Le maréchal Bugeaud était né soldat les qualités du capitaine ne devaient lui venir qu’en vieillissant. Ce n’est point un héros tout d’une pièce et de prime-saut, comme ces grands hommes de guerre que l’histoire présente tout faits à notre admiration dès la première page. Moins que personne, il pouvait se passer des leçons car sa conception était lente, difficile à se déplacer ; mais, aussi l’expérience devait avoir pour lui plus de fruits que pour tout autre, car ce qui le distinguait pardessus tout, c’étaient cette faculté d’analyse et cette perception du réel qui soumettent toute chose aux lois de la pratique. Les hommes qui ont le plus approché le maréchal Bugeaud se sont presque tous trompés sur la nature de son esprit. Ils lui ont cru l’intelligence prompte et vive, parce qu’ils l’ont vu ne jamais hésiter dans la délibération : aussi lui ont-ils cru de l’initiative, parce qu’ils l’ont vu souvent changer d’idées et de projets ; mais ce n’était point l’intelligence qui était rapide dans sa tête, c’était la volonté, c’était l’exécution. De même, s’il changeait soutient d’idées et de projets, ce n’était point par exubérance d’initiative, mais parce que l’expérience venant lui prouver souvent qu’il faisait fausse route, son ardeur d’exécution le portait aussitôt à poursuivre la réalisation d’un projet différent et même opposé au projet qu’il soutenait la veille.

S’il n’hésitait pas dans l’erreur, il n’y persistait pas long-temps du moins, car son extrême bon sens, finissait toujours par le faire revenir à la vérité. La faute commise ne tardait pas à se retourner dans son esprit en enseignement utile. Voilà comment, avec toutes les apparences de l’entêtement, il était moins entêté que personne.
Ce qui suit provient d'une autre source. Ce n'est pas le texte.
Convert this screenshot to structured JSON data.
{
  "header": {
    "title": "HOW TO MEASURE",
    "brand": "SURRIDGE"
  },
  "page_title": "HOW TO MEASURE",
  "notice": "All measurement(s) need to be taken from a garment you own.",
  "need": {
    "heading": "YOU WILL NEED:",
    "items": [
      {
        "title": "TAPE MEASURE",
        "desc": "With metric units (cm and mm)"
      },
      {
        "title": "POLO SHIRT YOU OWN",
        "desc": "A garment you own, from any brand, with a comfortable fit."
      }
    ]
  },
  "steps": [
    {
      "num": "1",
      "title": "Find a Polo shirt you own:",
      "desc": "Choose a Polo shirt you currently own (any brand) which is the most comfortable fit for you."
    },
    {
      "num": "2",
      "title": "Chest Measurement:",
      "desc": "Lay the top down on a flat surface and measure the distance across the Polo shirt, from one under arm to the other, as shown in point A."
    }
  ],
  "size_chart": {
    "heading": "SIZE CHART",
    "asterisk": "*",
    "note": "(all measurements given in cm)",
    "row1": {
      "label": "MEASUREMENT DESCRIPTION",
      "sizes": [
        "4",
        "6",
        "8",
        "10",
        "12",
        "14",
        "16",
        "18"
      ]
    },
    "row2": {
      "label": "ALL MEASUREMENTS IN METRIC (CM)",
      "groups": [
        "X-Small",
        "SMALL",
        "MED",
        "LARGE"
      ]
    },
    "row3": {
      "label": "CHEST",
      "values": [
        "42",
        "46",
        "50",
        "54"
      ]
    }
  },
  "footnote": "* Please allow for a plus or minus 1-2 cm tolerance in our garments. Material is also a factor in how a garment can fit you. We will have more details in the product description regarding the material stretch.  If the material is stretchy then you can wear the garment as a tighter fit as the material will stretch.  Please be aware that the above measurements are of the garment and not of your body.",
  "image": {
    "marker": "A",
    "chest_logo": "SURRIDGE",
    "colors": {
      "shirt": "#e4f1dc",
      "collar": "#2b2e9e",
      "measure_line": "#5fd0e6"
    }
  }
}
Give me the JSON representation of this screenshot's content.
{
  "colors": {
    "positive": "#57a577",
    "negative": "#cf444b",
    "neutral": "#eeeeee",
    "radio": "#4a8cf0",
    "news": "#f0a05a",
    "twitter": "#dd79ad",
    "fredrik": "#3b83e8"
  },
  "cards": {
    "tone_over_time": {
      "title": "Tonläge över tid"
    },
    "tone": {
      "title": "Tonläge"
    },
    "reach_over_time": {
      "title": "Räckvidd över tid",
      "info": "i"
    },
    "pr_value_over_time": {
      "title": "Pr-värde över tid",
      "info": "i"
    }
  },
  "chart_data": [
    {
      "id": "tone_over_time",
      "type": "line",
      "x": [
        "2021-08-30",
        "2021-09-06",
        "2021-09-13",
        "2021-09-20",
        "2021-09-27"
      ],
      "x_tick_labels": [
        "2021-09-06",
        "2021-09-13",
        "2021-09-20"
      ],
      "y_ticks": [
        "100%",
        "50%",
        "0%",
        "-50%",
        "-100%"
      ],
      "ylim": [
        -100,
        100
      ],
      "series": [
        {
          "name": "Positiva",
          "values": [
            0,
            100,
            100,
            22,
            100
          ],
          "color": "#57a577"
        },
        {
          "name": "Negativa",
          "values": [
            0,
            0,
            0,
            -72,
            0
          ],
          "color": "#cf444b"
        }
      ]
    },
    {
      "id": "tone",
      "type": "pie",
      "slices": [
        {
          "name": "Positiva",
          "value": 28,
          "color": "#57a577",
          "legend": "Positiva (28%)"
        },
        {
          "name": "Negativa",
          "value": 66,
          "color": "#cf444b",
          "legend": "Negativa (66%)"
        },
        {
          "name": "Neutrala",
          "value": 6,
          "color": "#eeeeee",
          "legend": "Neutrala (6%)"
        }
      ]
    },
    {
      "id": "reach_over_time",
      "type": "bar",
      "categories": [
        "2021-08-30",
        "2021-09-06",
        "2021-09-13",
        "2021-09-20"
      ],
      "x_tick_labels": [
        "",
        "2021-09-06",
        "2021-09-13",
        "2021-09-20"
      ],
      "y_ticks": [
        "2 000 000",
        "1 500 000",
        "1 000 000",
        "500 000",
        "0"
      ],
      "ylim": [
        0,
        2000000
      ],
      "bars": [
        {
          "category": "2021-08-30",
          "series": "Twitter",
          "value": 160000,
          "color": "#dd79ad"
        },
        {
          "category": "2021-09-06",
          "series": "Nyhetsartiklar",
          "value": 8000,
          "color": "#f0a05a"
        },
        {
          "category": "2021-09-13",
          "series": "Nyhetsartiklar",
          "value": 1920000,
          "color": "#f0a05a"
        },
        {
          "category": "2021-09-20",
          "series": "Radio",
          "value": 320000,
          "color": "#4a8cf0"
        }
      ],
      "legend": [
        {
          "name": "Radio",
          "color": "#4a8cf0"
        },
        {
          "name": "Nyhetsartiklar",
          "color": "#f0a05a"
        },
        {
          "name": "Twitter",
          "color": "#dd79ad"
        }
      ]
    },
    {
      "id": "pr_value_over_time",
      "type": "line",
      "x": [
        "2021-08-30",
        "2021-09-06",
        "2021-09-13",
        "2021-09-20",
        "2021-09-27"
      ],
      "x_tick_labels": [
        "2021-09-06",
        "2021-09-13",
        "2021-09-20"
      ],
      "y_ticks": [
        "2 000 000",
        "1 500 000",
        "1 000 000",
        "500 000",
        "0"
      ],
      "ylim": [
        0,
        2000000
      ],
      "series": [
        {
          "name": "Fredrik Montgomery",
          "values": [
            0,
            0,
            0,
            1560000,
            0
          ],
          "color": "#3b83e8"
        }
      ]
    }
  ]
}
On l’a vu engager sa responsabilité dans le traité de la Tafna, qui était l’occupation restreinte de l’Algérie et presque son abandon ; mais, sitôt que l’événement lui a donné tort, au lieu de se buter par orgueil contre l’évidence, comme tant d’autres l’auraient fait, il poursuit avec une égale audace de responsabilité, l’occupation illimitée dans le désert et l’occupation complète dans la Kabylie.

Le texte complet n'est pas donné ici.